曲伐沙星甲磺酸盐

IC50: 4 μM (Pannexin 1 channel (PANX1))
Gram-positive, Gram-negative and anaerobic organisms
DNA gyrase
Topoisomerase IV

Trovafloxacin (20 µM; 24 hours; HepG2 cells) and tumor necrosis factor (TNF; 4 ng/mL) incubation induces apoptosis and increases leakage of lactate dehydrogenase (LDH) in HepG2 cells.
Trovafloxacin (20 µM; 24 hours; HepG2 cells) and TNF (4 ng/mL) incubation increases expression of early NF-κB-related factors A20 and IκBα.
Trovafloxacin prolongs TNF-induced activation of MAPKs and IKKα/β activation in HepG2.
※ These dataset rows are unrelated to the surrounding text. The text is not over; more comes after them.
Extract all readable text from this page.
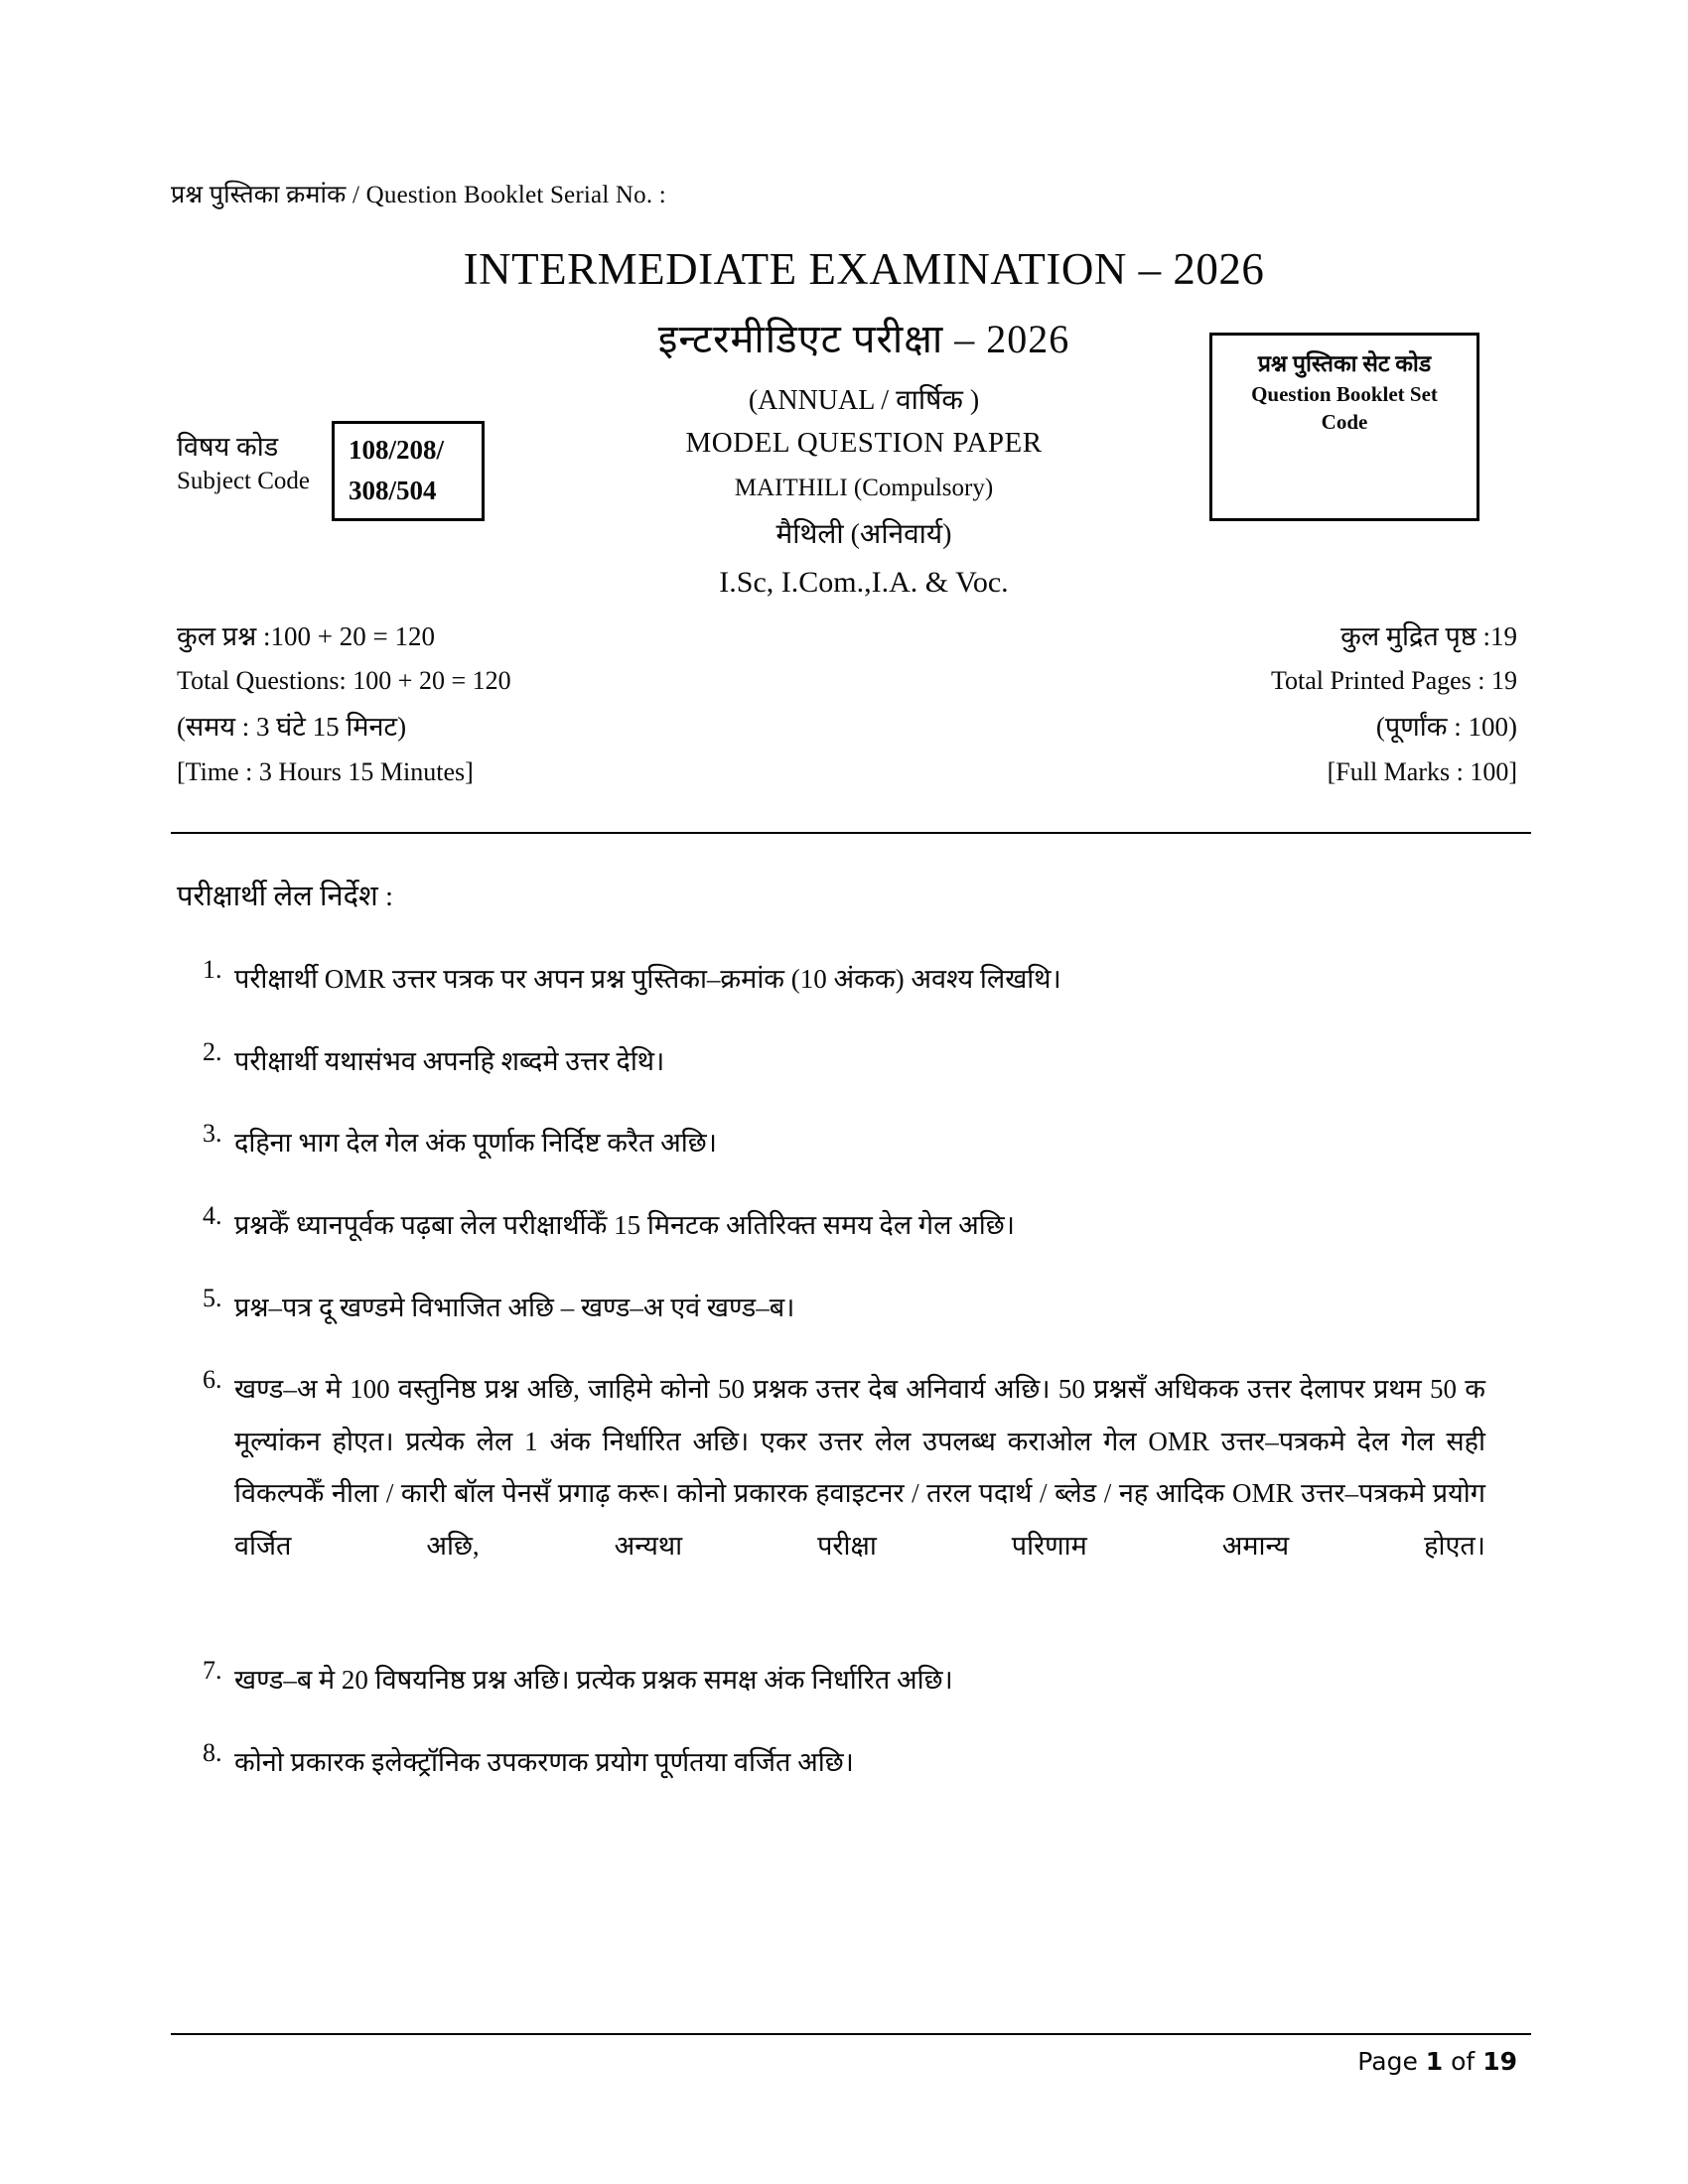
प्रश्न पुस्तिका क्रमांक / Question Booklet Serial No. :
INTERMEDIATE EXAMINATION – 2026
इन्टरमीडिएट परीक्षा – 2026
(ANNUAL / वार्षिक )
MODEL QUESTION PAPER
MAITHILI (Compulsory)
मैथिली (अनिवार्य)
I.Sc, I.Com.,I.A. & Voc.
विषय कोड
Subject Code
108/208/
308/504
प्रश्न पुस्तिका सेट कोड
Question Booklet Set
Code
कुल प्रश्न :100 + 20 = 120
Total Questions: 100 + 20 = 120
(समय : 3 घंटे 15 मिनट)
[Time : 3 Hours 15 Minutes]
कुल मुद्रित पृष्ठ :19
Total Printed Pages : 19
(पूर्णांक : 100)
[Full Marks : 100]
परीक्षार्थी लेल निर्देश :
1. परीक्षार्थी OMR उत्तर पत्रक पर अपन प्रश्न पुस्तिका–क्रमांक (10 अंकक) अवश्य लिखथि।
2. परीक्षार्थी यथासंभव अपनहि शब्दमे उत्तर देथि।
3. दहिना भाग देल गेल अंक पूर्णाक निर्दिष्ट करैत अछि।
4. प्रश्नकेँ ध्यानपूर्वक पढ़बा लेल परीक्षार्थीकेँ 15 मिनटक अतिरिक्त समय देल गेल अछि।
5. प्रश्न–पत्र दू खण्डमे विभाजित अछि – खण्ड–अ एवं खण्ड–ब।
6. खण्ड–अ मे 100 वस्तुनिष्ठ प्रश्न अछि, जाहिमे कोनो 50 प्रश्नक उत्तर देब अनिवार्य अछि। 50 प्रश्नसँ अधिकक उत्तर देलापर प्रथम 50 क मूल्यांकन होएत। प्रत्येक लेल 1 अंक निर्धारित अछि। एकर उत्तर लेल उपलब्ध कराओल गेल OMR उत्तर–पत्रकमे देल गेल सही विकल्पकेँ नीला / कारी बॉल पेनसँ प्रगाढ़ करू। कोनो प्रकारक हवाइटनर / तरल पदार्थ / ब्लेड / नह आदिक OMR उत्तर–पत्रकमे प्रयोग वर्जित अछि, अन्यथा परीक्षा परिणाम अमान्य होएत।
7. खण्ड–ब मे 20 विषयनिष्ठ प्रश्न अछि। प्रत्येक प्रश्नक समक्ष अंक निर्धारित अछि।
8. कोनो प्रकारक इलेक्ट्रॉनिक उपकरणक प्रयोग पूर्णतया वर्जित अछि।
Page 1 of 19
Trovafloxacin is a potent inhibitor of TO-PRO-3 uptake by apoptotic cells. Trovafloxacin also inhibits ATP release from apoptotic cells. Trovafloxacin does not inhibit caspase 3/7 activation, or caspase-mediated PANX1 cleavage during apoptosis.
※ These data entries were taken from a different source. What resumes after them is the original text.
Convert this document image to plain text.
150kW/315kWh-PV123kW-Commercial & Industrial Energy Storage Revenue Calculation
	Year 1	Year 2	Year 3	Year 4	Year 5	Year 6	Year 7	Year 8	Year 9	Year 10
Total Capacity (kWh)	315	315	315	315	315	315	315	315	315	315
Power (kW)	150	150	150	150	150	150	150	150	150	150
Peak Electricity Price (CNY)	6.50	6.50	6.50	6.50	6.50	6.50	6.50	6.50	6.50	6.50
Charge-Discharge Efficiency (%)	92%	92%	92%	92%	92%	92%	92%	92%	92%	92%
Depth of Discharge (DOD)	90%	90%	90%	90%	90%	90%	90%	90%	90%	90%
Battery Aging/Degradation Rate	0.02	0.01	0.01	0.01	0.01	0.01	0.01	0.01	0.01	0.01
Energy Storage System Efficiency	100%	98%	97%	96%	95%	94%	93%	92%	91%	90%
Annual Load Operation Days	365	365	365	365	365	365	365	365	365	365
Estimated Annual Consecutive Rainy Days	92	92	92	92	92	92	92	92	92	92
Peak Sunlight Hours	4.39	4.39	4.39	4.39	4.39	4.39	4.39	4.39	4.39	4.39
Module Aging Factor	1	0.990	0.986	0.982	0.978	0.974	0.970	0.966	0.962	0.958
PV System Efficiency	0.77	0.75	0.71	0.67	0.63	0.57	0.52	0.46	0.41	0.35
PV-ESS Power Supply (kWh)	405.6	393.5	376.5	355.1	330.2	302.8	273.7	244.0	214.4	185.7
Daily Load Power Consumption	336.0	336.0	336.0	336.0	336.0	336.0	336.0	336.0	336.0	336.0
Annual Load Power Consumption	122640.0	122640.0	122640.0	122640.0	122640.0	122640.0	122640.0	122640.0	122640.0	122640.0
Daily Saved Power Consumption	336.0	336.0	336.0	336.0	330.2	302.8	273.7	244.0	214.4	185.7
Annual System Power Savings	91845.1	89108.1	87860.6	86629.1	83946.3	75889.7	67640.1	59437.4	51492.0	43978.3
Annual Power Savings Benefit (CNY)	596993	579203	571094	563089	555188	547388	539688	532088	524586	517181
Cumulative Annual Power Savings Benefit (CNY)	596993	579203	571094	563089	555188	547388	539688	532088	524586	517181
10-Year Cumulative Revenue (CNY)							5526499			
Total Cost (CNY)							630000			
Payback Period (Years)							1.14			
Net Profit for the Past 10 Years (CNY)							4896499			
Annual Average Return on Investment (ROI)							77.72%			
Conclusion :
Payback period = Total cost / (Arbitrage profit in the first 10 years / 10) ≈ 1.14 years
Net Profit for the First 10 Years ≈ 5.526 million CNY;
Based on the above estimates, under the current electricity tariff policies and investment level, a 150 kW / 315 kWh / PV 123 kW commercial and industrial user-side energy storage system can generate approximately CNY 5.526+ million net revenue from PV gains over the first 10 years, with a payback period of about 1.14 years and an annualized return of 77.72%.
Trovafloxacin is equally active against both penicillin-susceptible and -resistant pneumococci, with MICs of 0.06-0.25 mg/mL reported for more than 700 isolates. The MICs of Trovafloxacin at which 90% of isolates are inhibited for 55 isolates of pneumococci is 0.125 μg/mL.

Trovafloxacin (150 mg/kg; oral administration; male C57BL/6 J mice) treatment disrupts TNF-induced p65 nuclear translocation. Trovafloxacin treatment increases expression of early NF-κB-related factors A20 and IκBα.
Trovafloxacin, when administered in combination with lipopolysaccharide (LPS) or TNF to mice induces severe liver toxicity associated with vast apoptotic areas in the liver, increased serum levels of alanine amino transferases (ALT) and pro-inflammatory cytokines.